Context for joining Behaviour Hubs
The Heys school is a small secondary school of 600 students, located in Prestwich. Despite Prestwich being an affluent area, the students that attend come from a wide range of economically diverse backgrounds. This includes several students who come from low-income families, generational unemployment, social services, and Early Help involvement.
The schools defining values of respect, kindness, and determination are at the heart of everything we do. At The Heys School, we are passionate about developing the whole child and nurturing a love for learning and maximising potential to be best we can be, every day.
We are a small school with a big heart and our pupils, staff and families are important parts of our Heys community.
Behaviour challenges and goals
We needed to create new behaviour systems that:
- Simple to understand for all stakeholders.
- Staff challenge poor behaviour consistently
- Placed a greater focus on positive praise rather than overly complicated sanctions
- Gave staff the required structures/training to teach behaviour.
The behaviour of students at The Heys has been a concern.
- Last year the school had over 600 suspensions, including 10 permanent exclusions
- There were high numbers of internal truancy with students wandering the school site during lesson time
- Students did not attend detentions and there was a lack of certainty that when sanctions would be issued these would be completed
- Detentions were held during lunchtimes and the monitoring and tracking was poor
- Staff did not view teaching behaviour as their responsibility which led to a lack of staff consistently challenging poor behaviour both in lessons and outside of lessons
- Uniform standards and expectations were low and often unchallenged by staff
- New detention system became unmanageable and ineffective.
Solutions to behaviour challenges
To achieve this, we completed the following actions:
- Accessed high quality training via the Behaviour Hubs programme and disseminated this to staff. We particularly focussed on the research of Tom Bennett in which he emphasised of the importance of ‘teaching behaviour’
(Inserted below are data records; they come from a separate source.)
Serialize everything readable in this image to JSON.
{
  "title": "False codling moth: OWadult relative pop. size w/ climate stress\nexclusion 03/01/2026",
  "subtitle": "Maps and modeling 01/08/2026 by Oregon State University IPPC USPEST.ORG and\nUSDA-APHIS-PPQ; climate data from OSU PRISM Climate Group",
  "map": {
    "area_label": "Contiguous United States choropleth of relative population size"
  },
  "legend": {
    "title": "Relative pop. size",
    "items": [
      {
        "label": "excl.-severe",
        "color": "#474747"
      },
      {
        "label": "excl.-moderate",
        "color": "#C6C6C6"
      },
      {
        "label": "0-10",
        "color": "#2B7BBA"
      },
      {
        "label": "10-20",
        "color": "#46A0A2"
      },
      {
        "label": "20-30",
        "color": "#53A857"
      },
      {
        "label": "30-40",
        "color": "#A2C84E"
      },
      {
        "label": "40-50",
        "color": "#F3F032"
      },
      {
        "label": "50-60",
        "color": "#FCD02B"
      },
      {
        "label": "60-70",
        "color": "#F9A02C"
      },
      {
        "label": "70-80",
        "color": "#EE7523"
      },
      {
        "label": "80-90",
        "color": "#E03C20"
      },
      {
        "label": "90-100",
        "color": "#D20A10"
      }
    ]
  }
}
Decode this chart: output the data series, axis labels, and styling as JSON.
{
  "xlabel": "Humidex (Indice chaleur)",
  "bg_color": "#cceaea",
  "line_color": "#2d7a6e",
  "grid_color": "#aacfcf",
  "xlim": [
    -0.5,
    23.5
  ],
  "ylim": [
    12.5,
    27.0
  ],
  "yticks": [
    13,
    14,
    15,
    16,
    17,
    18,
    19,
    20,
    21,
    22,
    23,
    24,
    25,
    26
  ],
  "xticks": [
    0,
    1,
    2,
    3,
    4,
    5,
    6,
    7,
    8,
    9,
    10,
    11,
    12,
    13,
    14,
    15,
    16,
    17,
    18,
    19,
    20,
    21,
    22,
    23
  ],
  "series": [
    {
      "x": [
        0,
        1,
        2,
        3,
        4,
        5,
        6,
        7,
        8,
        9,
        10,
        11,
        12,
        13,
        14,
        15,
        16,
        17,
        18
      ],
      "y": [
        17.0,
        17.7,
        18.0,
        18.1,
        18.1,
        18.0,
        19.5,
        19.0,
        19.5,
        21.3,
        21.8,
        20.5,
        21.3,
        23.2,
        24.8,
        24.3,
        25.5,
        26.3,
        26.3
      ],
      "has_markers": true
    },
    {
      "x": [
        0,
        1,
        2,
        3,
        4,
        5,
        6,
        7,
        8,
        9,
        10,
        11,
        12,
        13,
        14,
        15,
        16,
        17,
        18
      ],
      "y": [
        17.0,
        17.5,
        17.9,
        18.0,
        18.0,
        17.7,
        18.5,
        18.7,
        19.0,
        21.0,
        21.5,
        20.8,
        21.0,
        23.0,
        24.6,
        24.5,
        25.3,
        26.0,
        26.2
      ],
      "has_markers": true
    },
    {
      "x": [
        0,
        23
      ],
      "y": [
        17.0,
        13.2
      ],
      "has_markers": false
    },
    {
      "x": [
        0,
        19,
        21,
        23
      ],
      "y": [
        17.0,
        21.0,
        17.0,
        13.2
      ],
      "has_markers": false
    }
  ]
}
- We conducted a staff survey to find out what they felt about behaviour in school. This gave mixed pictures and highlighted a lack of typicality
- We created our new behaviour systems, which we simplified to help with consistency of delivery and ease to understand
- We then carried out a rigorous quality assurance process in which a range of stakeholders took time to challenge the new systems. This included, staff, SLT and the school improvement partner. These challenges and ideas were then considered, and amendments were made
- The policy was then shared with staff during a CPD session. This allowed for the philosophy behind the policy to be explained
- The policy was then launched in school. The assistant headteacher led school assemblies in which the policy was explained
- We accessed training from our partner school, where they led a CPD session on de-escalation strategies and restorative practice
- Each week the school focussed on basic expectations (start to lesson routine, gaining whole class attention, exit from lesson routine, uniform expectations) This allowed the pupils to be taught the new behavioural skill. It also allowed the behaviour system to remain high profile throughout school
- Behaviour working party was implemented to allow staff buy-in. Along with the working party a new detention system was designed to address the issues school were having with lack of attendance to detentions
- Behaviour working party presented the new detention system to staff during CPD session.
Impact on behaviour
The new behaviour policy has had a wide range of positive outcomes:
- There has been a significant drop in suspensions compared to last year
- Internal truancy has reduced
- There is a now a systematic approach for the management of behaviour throughout school
- Student voice indicates that behaviour has improved compared to last year
- Uniform expectations and standards have improved, and staff challenge these expectations consistently
- Staff quote: “Hi Paul, just wanted to thank you and the SLT for the relatively recent changes around the school that have improved pupil behaviour and reduced the rate of disruptions in lessons.”.
Next steps on your behaviour journey
Our next steps are to continue using the new behaviour systems and, alongside the behaviour working party, improve the consistency of delivery of our in-lesson steps of intervention.
We plan to design and implement a behaviour curriculum to teach the students the behaviours and conduct we want to see in school. This will be delivered through form time sessions throughout the year.